I cannot find the problem , but in dictionary in old python versions sequence may vary , in new python version the order is intact.

As per your screenshot , I can only guess the order was changed but there is no problem in dataframe created.

Hey Eashwary,

Thanks so much for your response. The issue is that it doesn’t filter the spam properly either. I will keep looking at it but I appreciate anyone else who might have had similar issues to give me an insight.

Cheers
Ramin

Hello!

I had a problem here as well. After investigating, in the for loop it was iterating over the characters in the string instead of the words.

For example:
sms = ‘sms like’
for word in sms:
print(word)
output = s,m,s, ,l,i,k,e
instead of = sms, like

I fixed this by doing:
for word in sms.split():

Hello!I have the same problem ! did you manage to solve it?

I am having the same issue after converting the dictionary to the DataFrame. Still looking for ways to fix this.

Hi,

Were you able to figure out the issue?
I have been facing the same issue. I rechecked the entire code, . Even compared the code to the solution notebook. I cannot seem to find any issue. The only difference is the table for word counts.
I have not been sblr to figure out the reason yet.

There really doesn’t seem to be an issue here with the table. The table only looks different because the columns are ordered differently. It’s still the same table. Why this happens is to do with Python Dictionaries.

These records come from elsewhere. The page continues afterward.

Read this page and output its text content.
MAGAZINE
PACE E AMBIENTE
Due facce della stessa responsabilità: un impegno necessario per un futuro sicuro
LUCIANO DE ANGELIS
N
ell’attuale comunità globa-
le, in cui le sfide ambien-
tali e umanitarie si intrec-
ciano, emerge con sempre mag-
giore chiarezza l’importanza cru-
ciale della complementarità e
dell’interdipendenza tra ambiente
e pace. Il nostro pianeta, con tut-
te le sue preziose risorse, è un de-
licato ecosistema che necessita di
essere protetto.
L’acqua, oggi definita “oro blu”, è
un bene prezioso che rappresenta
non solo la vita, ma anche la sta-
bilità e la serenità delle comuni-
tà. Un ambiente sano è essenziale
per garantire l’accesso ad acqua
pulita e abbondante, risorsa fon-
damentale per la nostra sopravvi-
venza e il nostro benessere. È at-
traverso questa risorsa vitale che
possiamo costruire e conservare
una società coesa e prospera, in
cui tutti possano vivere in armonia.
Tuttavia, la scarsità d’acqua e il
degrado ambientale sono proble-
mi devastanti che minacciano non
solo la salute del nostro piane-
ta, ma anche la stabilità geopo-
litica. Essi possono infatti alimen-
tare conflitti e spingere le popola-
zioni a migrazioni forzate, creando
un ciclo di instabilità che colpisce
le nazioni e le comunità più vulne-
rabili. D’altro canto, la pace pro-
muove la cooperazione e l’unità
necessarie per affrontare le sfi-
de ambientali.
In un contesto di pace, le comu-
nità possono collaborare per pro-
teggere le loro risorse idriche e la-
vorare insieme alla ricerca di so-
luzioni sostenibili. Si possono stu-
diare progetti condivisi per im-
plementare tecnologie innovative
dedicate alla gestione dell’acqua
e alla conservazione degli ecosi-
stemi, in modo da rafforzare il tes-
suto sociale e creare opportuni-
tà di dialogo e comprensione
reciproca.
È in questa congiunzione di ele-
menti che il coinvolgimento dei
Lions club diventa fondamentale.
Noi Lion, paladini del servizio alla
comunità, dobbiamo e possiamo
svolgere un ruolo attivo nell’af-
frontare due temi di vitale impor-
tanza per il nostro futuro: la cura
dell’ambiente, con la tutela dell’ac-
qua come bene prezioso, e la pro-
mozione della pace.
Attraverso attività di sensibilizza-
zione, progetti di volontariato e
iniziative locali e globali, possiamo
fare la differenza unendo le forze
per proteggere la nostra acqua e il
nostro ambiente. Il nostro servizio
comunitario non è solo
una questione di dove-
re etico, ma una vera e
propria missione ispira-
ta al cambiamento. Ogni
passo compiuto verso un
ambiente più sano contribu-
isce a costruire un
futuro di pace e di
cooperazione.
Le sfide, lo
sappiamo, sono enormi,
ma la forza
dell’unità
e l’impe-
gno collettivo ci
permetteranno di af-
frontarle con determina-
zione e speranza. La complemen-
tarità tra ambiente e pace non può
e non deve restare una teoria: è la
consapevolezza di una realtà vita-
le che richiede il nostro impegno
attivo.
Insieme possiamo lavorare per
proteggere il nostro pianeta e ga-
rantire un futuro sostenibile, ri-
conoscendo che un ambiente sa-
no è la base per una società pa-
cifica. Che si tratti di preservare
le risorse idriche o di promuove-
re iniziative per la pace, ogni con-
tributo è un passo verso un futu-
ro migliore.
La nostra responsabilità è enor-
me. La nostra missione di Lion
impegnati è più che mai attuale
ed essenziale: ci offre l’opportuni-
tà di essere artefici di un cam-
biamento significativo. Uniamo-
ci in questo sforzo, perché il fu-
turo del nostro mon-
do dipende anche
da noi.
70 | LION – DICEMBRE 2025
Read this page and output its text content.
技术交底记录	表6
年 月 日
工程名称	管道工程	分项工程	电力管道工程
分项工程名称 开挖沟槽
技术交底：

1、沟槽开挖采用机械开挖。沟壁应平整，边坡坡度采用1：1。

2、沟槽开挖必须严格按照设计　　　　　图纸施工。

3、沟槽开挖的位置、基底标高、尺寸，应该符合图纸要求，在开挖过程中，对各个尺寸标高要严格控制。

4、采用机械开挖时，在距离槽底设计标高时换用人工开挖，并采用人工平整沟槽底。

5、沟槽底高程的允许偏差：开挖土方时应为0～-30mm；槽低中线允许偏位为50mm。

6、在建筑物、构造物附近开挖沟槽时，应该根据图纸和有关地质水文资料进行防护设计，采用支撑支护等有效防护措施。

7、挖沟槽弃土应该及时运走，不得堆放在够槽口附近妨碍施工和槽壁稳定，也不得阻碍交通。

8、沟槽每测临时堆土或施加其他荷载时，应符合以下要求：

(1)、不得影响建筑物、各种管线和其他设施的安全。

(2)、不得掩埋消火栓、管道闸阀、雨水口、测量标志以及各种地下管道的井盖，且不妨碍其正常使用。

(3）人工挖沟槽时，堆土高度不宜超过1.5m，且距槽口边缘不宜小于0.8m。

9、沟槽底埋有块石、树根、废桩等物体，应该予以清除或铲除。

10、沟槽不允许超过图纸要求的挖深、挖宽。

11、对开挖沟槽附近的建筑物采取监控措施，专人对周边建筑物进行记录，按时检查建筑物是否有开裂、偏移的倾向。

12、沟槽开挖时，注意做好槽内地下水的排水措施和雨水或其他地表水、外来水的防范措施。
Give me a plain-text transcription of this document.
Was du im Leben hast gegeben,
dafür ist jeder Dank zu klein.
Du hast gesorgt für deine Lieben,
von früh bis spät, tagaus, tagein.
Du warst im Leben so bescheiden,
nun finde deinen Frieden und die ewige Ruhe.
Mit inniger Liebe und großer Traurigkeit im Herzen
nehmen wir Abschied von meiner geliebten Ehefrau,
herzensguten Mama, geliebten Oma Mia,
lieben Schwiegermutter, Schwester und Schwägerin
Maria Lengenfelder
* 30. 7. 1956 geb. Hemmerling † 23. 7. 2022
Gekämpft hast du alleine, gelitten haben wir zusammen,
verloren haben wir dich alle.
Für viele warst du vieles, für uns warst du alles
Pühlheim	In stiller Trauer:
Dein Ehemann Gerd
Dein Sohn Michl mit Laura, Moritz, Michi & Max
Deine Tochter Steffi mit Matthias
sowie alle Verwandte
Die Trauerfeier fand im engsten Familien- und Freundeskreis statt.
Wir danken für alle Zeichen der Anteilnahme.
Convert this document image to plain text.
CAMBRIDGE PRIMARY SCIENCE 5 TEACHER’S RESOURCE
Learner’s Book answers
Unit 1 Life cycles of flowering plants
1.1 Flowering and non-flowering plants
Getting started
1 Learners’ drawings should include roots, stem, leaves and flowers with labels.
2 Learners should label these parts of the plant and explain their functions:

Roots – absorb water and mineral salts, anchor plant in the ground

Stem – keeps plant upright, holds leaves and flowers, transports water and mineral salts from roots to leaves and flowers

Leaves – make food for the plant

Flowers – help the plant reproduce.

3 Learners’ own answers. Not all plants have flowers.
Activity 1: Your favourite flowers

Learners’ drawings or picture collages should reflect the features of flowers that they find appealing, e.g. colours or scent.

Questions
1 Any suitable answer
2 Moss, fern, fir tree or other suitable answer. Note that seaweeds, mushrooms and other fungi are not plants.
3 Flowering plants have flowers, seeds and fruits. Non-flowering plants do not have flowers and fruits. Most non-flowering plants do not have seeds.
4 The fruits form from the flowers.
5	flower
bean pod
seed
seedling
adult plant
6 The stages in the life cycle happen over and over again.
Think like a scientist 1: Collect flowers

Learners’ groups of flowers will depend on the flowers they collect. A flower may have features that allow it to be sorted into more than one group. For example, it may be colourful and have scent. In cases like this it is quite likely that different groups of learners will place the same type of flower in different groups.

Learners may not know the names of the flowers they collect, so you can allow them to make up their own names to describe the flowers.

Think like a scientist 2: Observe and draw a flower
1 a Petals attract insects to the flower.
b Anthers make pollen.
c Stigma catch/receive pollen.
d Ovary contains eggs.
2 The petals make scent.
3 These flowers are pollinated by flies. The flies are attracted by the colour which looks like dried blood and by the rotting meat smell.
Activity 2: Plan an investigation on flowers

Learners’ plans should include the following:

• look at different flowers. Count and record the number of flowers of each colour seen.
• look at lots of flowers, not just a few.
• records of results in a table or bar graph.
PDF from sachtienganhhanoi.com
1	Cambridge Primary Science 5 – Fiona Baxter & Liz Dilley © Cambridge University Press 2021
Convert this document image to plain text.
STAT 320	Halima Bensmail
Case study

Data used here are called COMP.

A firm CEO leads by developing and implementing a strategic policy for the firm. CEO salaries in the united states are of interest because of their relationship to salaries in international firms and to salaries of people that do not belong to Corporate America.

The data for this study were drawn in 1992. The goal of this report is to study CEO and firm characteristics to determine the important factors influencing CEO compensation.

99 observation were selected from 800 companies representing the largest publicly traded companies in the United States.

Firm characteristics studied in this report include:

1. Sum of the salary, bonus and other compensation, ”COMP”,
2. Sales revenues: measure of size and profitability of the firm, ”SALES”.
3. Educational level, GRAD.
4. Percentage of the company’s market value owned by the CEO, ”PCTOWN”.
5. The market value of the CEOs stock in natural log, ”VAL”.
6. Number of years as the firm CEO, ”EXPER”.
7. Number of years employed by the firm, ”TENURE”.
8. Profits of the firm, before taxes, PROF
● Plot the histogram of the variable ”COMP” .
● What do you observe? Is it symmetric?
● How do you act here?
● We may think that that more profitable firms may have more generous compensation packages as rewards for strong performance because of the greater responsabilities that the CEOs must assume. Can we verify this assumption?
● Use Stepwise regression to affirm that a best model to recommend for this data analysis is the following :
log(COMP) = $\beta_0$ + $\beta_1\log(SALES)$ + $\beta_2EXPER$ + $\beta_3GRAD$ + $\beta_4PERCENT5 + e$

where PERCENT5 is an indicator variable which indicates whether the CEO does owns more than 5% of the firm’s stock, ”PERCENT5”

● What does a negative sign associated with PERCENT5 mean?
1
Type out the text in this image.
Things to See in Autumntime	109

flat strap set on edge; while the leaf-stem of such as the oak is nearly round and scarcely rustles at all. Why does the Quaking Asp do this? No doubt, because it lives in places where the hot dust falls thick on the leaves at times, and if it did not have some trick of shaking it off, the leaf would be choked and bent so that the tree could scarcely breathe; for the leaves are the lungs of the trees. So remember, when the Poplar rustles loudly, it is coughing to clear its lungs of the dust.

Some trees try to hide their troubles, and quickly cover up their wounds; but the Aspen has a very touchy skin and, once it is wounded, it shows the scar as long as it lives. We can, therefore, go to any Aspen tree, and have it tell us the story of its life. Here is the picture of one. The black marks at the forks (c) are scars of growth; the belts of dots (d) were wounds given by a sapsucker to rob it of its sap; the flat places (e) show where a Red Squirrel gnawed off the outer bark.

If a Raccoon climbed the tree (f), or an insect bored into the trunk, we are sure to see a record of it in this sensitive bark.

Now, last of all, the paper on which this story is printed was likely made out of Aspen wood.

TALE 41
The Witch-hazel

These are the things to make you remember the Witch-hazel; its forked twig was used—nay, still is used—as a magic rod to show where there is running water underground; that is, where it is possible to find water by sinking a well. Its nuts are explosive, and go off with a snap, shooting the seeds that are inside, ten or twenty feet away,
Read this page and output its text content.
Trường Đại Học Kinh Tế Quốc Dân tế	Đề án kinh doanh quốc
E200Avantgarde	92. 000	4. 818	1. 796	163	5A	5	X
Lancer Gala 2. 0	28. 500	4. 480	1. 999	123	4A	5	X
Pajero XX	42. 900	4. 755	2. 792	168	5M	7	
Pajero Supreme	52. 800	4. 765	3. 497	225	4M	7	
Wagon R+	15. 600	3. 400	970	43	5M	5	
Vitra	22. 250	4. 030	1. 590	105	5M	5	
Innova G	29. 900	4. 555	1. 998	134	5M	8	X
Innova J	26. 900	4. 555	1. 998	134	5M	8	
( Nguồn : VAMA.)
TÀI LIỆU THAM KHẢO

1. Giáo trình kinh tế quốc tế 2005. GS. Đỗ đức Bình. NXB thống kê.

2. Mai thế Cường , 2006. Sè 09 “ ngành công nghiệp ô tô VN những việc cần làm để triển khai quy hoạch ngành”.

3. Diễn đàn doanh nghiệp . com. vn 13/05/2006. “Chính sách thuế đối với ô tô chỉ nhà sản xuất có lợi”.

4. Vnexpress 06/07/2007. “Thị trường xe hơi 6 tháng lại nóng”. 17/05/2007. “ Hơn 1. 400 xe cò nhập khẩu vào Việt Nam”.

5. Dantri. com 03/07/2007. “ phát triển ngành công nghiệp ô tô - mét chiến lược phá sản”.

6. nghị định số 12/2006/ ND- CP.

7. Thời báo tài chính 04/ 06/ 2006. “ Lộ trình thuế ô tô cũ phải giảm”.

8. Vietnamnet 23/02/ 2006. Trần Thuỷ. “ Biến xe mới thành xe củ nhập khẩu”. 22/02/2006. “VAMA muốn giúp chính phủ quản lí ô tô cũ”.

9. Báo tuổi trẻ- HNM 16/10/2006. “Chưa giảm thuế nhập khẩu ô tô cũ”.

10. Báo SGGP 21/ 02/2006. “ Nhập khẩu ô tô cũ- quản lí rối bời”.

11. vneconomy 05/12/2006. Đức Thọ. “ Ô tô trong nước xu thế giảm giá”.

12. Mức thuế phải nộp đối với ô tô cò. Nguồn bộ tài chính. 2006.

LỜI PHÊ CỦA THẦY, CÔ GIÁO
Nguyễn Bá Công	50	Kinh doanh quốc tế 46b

What exactly is the issue that you are facing other than that?

1 Like

Hi,

I am facing trouble while classifying the message as Spam or Ham. Both the trial messages get classified as ham. I cross checked with the solution as well. Only significant difference I found is this particular table. Hence, I wanted to verify if this was a llegitimate issue.

Ohk. Then I would suggest creating a new question about this and in that new post, either attach your project’s Jupyter Notebook file (Sharing Your Guided Project in the Community), or you can upload your Notebook to a Github repository and share the link to your repository.

I can then try to look at the code later and see what the issue might be.

Hi,

Sure. I will do that. Thank you so much for taking the time to help me with this.

The gentleman that originated this tread summed up the problem I am having perfectly! I have been over it many times and look at the solution but the problem remains. Is there a solution to this?

I notice the moderator wanted to start a new thread to solve. I have looked and cannot find a new thread. If all the information is here, why do we need a new thread. Can we please solve it here?

Any help would be greatly appreciated. Thank you.

I also had this problem. I was able to resolve it by specifying the column names when I was forming the DataFrame.

word_count = pd.DataFrame(word_counts_per_sms, columns = vocabulary)

Hello everyone,

I also had a similar problem. The code appeared to be the same as in the solution (at least in critical parts), but the classifier worked incorrectly, e.g. returning ‘Ham’ for both testing messages.

The issues with this project have nothing to do with the order of columns from slide 5.

My advices are:

  1. Carefully check if the replacements made using RegEx are 100% correct . It is very easy to write a pattern that does something different from what you expect.
  2. Carefully (I say, CAREFULLY) check the code parts where the parameters are calculated via formulas. There are a lot of CTRL + C, CTRL + V in this project (because we have to calculate similar parameters for both Spam and Ham), so it is very easy to fail when replacing the Spam parameters with the Ham parameters. In my case, P(wi|Ham) was calculated incorrectly because there was ‘n_spam’ and not ‘n_ham’ in the denominator. It was very hard to notice this bug.

Hope this helps.